Ziems: "Es ist auffällig, dass die bildhauerische Qualität ganz enorm ist. Ich kenne in Brandenburg keinen zweiten Engel, der so dramatisch und so schön und kunstvoll gearbeitet wurde wie dieser."
Das Besondere an diesem Engel sei, dass er nie übermalt worden sei, erklärt die Restauratorin Brigitte Bub:
"Er trägt noch die Originalfassung, auch wenn sie in manchen Bereichen nicht mehr soviel Befund hat – aber doch genug um zu sehen, dass er einen kräftigen Rosaton trug, dass das Obergewand in einem fast leuchtenden Rot gefasst ist, das Untergewand in einem hellen Blau mit goldenen Sternen darauf."

Fragile Figuren, die auch abstürzen konnten

Mit der Zeit Schinkels kamen die Taufengel aus der Mode. Viele waren ohnehin nicht mehr zu benutzen.
Ziems: "Taufengel haben ja die Art, dass sie sehr fragil sind. Sie sind ja keine Standfiguren, die einen eigenen Sockel haben, an sich fest stehen können. Viele sind auch im Laufe der Zeit abgestürzt, sie hängen ja ursprünglich an Seilen oder eisernen Gestängen.
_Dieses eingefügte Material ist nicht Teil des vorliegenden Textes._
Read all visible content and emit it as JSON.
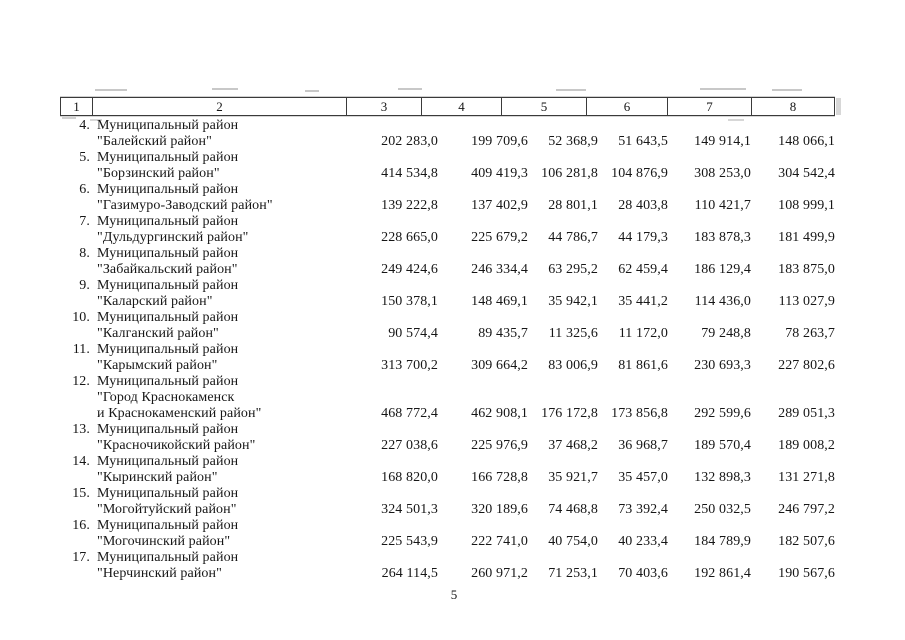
{
  "page": {
    "number": "5"
  },
  "table": {
    "header": [
      "1",
      "2",
      "3",
      "4",
      "5",
      "6",
      "7",
      "8"
    ],
    "rows": [
      {
        "idx": "4.",
        "name_lines": [
          "Муниципальный район",
          "\"Балейский район\""
        ],
        "values": [
          "202 283,0",
          "199 709,6",
          "52 368,9",
          "51 643,5",
          "149 914,1",
          "148 066,1"
        ]
      },
      {
        "idx": "5.",
        "name_lines": [
          "Муниципальный район",
          "\"Борзинский район\""
        ],
        "values": [
          "414 534,8",
          "409 419,3",
          "106 281,8",
          "104 876,9",
          "308 253,0",
          "304 542,4"
        ]
      },
      {
        "idx": "6.",
        "name_lines": [
          "Муниципальный район",
          "\"Газимуро-Заводский район\""
        ],
        "values": [
          "139 222,8",
          "137 402,9",
          "28 801,1",
          "28 403,8",
          "110 421,7",
          "108 999,1"
        ]
      },
      {
        "idx": "7.",
        "name_lines": [
          "Муниципальный район",
          "\"Дульдургинский район\""
        ],
        "values": [
          "228 665,0",
          "225 679,2",
          "44 786,7",
          "44 179,3",
          "183 878,3",
          "181 499,9"
        ]
      },
      {
        "idx": "8.",
        "name_lines": [
          "Муниципальный район",
          "\"Забайкальский район\""
        ],
        "values": [
          "249 424,6",
          "246 334,4",
          "63 295,2",
          "62 459,4",
          "186 129,4",
          "183 875,0"
        ]
      },
      {
        "idx": "9.",
        "name_lines": [
          "Муниципальный район",
          "\"Каларский район\""
        ],
        "values": [
          "150 378,1",
          "148 469,1",
          "35 942,1",
          "35 441,2",
          "114 436,0",
          "113 027,9"
        ]
      },
      {
        "idx": "10.",
        "name_lines": [
          "Муниципальный район",
          "\"Калганский район\""
        ],
        "values": [
          "90 574,4",
          "89 435,7",
          "11 325,6",
          "11 172,0",
          "79 248,8",
          "78 263,7"
        ]
      },
      {
        "idx": "11.",
        "name_lines": [
          "Муниципальный район",
          "\"Карымский район\""
        ],
        "values": [
          "313 700,2",
          "309 664,2",
          "83 006,9",
          "81 861,6",
          "230 693,3",
          "227 802,6"
        ]
      },
      {
        "idx": "12.",
        "name_lines": [
          "Муниципальный район",
          "\"Город Краснокаменск",
          "и Краснокаменский район\""
        ],
        "values": [
          "468 772,4",
          "462 908,1",
          "176 172,8",
          "173 856,8",
          "292 599,6",
          "289 051,3"
        ]
      },
      {
        "idx": "13.",
        "name_lines": [
          "Муниципальный район",
          "\"Красночикойский район\""
        ],
        "values": [
          "227 038,6",
          "225 976,9",
          "37 468,2",
          "36 968,7",
          "189 570,4",
          "189 008,2"
        ]
      },
      {
        "idx": "14.",
        "name_lines": [
          "Муниципальный район",
          "\"Кыринский район\""
        ],
        "values": [
          "168 820,0",
          "166 728,8",
          "35 921,7",
          "35 457,0",
          "132 898,3",
          "131 271,8"
        ]
      },
      {
        "idx": "15.",
        "name_lines": [
          "Муниципальный район",
          "\"Могойтуйский район\""
        ],
        "values": [
          "324 501,3",
          "320 189,6",
          "74 468,8",
          "73 392,4",
          "250 032,5",
          "246 797,2"
        ]
      },
      {
        "idx": "16.",
        "name_lines": [
          "Муниципальный район",
          "\"Могочинский район\""
        ],
        "values": [
          "225 543,9",
          "222 741,0",
          "40 754,0",
          "40 233,4",
          "184 789,9",
          "182 507,6"
        ]
      },
      {
        "idx": "17.",
        "name_lines": [
          "Муниципальный район",
          "\"Нерчинский район\""
        ],
        "values": [
          "264 114,5",
          "260 971,2",
          "71 253,1",
          "70 403,6",
          "192 861,4",
          "190 567,6"
        ]
      }
    ]
  }
}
Da ist so manches Seil gerissen im Laufe der Zeit. Dann kann man sich vorstellen, wenn sie aus einer Höhe von vier Metern abstürzen, dann bricht was ab, dann nehmen sie Schaden."
Andere Figuren verschwanden in Abstellkammern, wurden weggeworfen, fanden sich unter Bauschutt oder in überwuchertem Gebüsch – von naiven Arbeiten bis zu hoch künstlerischen Stücken, die von Bildhauern am Hofe geschaffen worden waren, wie der Engel in Reichenberg.
Die zweite Station meiner Reise zu den Taufengeln ist Kaakstädt bei Gerswalde, eine kleine Kirche, in der diese Figur, höchstwahrscheinlich aus dem Anfang der 18. Jahrhunderts, besonders eindrucksvoll wirkt.
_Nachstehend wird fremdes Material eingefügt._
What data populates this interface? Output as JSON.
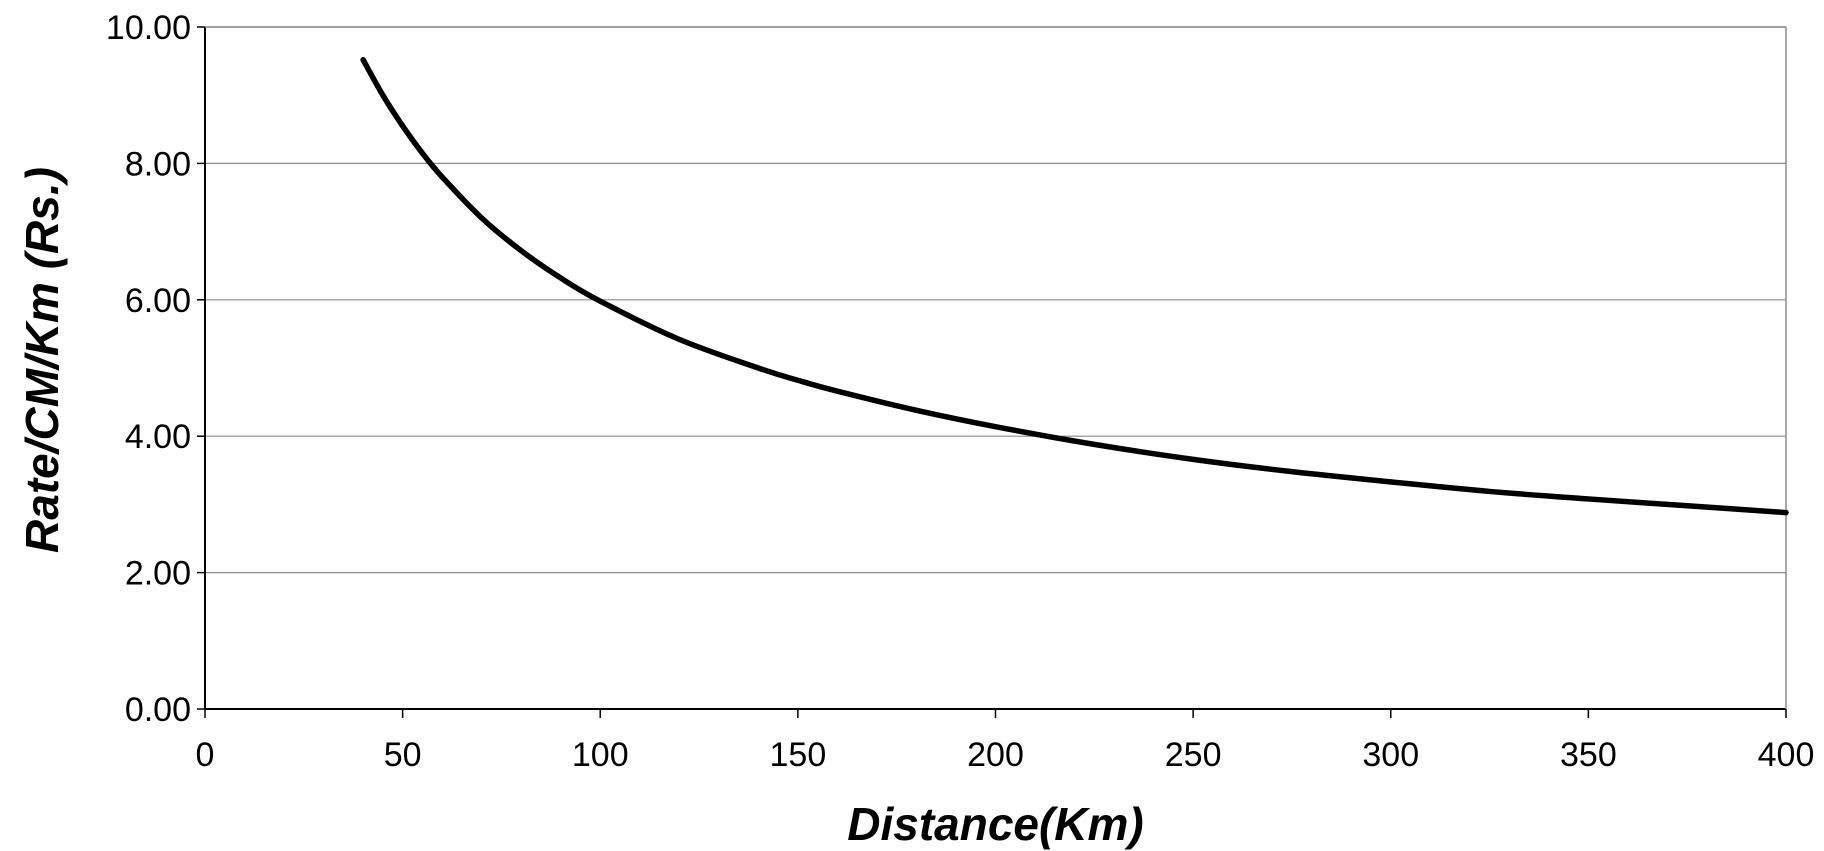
{
  "chart_data": {
    "type": "line",
    "title": "",
    "xlabel": "Distance(Km)",
    "ylabel": "Rate/CM/Km (Rs.)",
    "xlim": [
      0,
      400
    ],
    "ylim": [
      0,
      10
    ],
    "x_ticks": [
      "0",
      "50",
      "100",
      "150",
      "200",
      "250",
      "300",
      "350",
      "400"
    ],
    "y_ticks": [
      "0.00",
      "2.00",
      "4.00",
      "6.00",
      "8.00",
      "10.00"
    ],
    "grid": "horizontal",
    "legend": "none",
    "line_color": "#000000",
    "series": [
      {
        "x": [
          40,
          45,
          50,
          55,
          60,
          70,
          80,
          90,
          100,
          120,
          140,
          150,
          160,
          180,
          200,
          225,
          250,
          275,
          300,
          325,
          350,
          375,
          400
        ],
        "y": [
          9.52,
          9.0,
          8.55,
          8.15,
          7.8,
          7.2,
          6.72,
          6.32,
          5.98,
          5.42,
          5.0,
          4.82,
          4.66,
          4.38,
          4.14,
          3.88,
          3.66,
          3.48,
          3.33,
          3.19,
          3.08,
          2.98,
          2.88
        ]
      }
    ]
  }
}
Zeitzeuge des Dreißigjährigen Krieges

Brigitte Bub: "Es ist eine besonders qualitätsvolle bildhauerische Arbeit. Er hat eine schöne Farbfassung mit Metallauflagen in Gold und Silber. Er ist einer von den schönsten Engeln, die es in Brandenburg gibt. Das waren oft zwei verschiedene Künstler – der Bildhauer und der, der die Farbfassung aufgebracht hat. Bei dem hier nimmt man an, dass die Familie von Arnim, dass dieser Engel in dieser Zeit hier rein gekommen ist. Also, fünfzig Jahre nach dem 30jährigen Krieg waren ja viele Kirchen zerstört, und danach gab es langsam eine Renaissance, einen Wiederaufbau und Wiederausstattung der Kirchen."
Der Engel von Kaakstädt gehört zu den wenigen, die noch heute "in Betrieb" sind. Pastorin Enseleit holt ihn bei Bedarf aus seiner Ruheposition.
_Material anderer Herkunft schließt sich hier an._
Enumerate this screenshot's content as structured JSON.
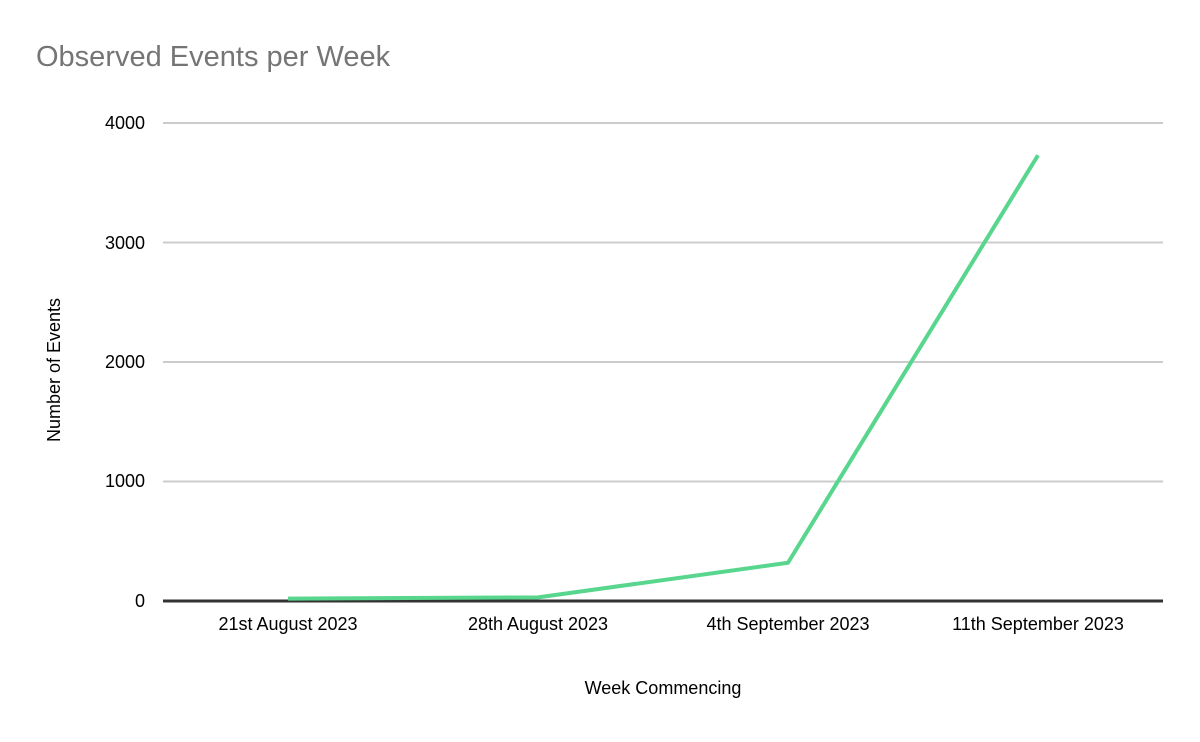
{
  "chart_data": {
    "type": "line",
    "title": "Observed Events per Week",
    "xlabel": "Week Commencing",
    "ylabel": "Number of Events",
    "categories": [
      "21st August 2023",
      "28th August 2023",
      "4th September 2023",
      "11th September 2023"
    ],
    "series": [
      {
        "name": "Number of Events",
        "values": [
          20,
          30,
          320,
          3730
        ]
      }
    ],
    "ylim": [
      0,
      4000
    ],
    "yticks": [
      0,
      1000,
      2000,
      3000,
      4000
    ],
    "grid": true,
    "legend_position": "none"
  },
  "colors": {
    "title_text": "#757575",
    "axis_text": "#000000",
    "gridline": "#cccccc",
    "axis_line": "#333333",
    "series_line": "#58d68d",
    "background": "#ffffff"
  }
}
Knapp über dem Kopf der Pfarrerin

Enseleit: "Einmal alle zwei Jahre wird er heruntergelassen und bekommt dann die silberne Taufschale eingelegt in die Muschelschale. Die Gemeinde ist noch immer nicht vertraut mit dem Engel. Ich merke dann so ein bisschen den Unwillen, wenn die Gemeinde da sitzt. Denen hängt der Engel je nach Laune auch mal mit den Füßen im Gesicht. Er dreht sich ja auch."
Dennoch sorge die Figur oft für eine besondere Atmosphäre:
"Es ist, als wäre da noch ein Dritter anwesend: die Gemeinde, ich und – er. Ich stehe dann meistens direkt unter dem Engel. Es ist schon eine Irritation, denn so dicht hat man normalerweise kein Figürliches über sich. Das ist ja nicht irgendein Ding, sondern der hält so seinen Arm direkt über mich, und das Gesicht schaut fast auf mich herab, oder die Füße habe ich ganz nah über dem Kopf. Der Kirchenhimmel ist belebter. Mit einem Wesen. Es ist eine Anwesenheit."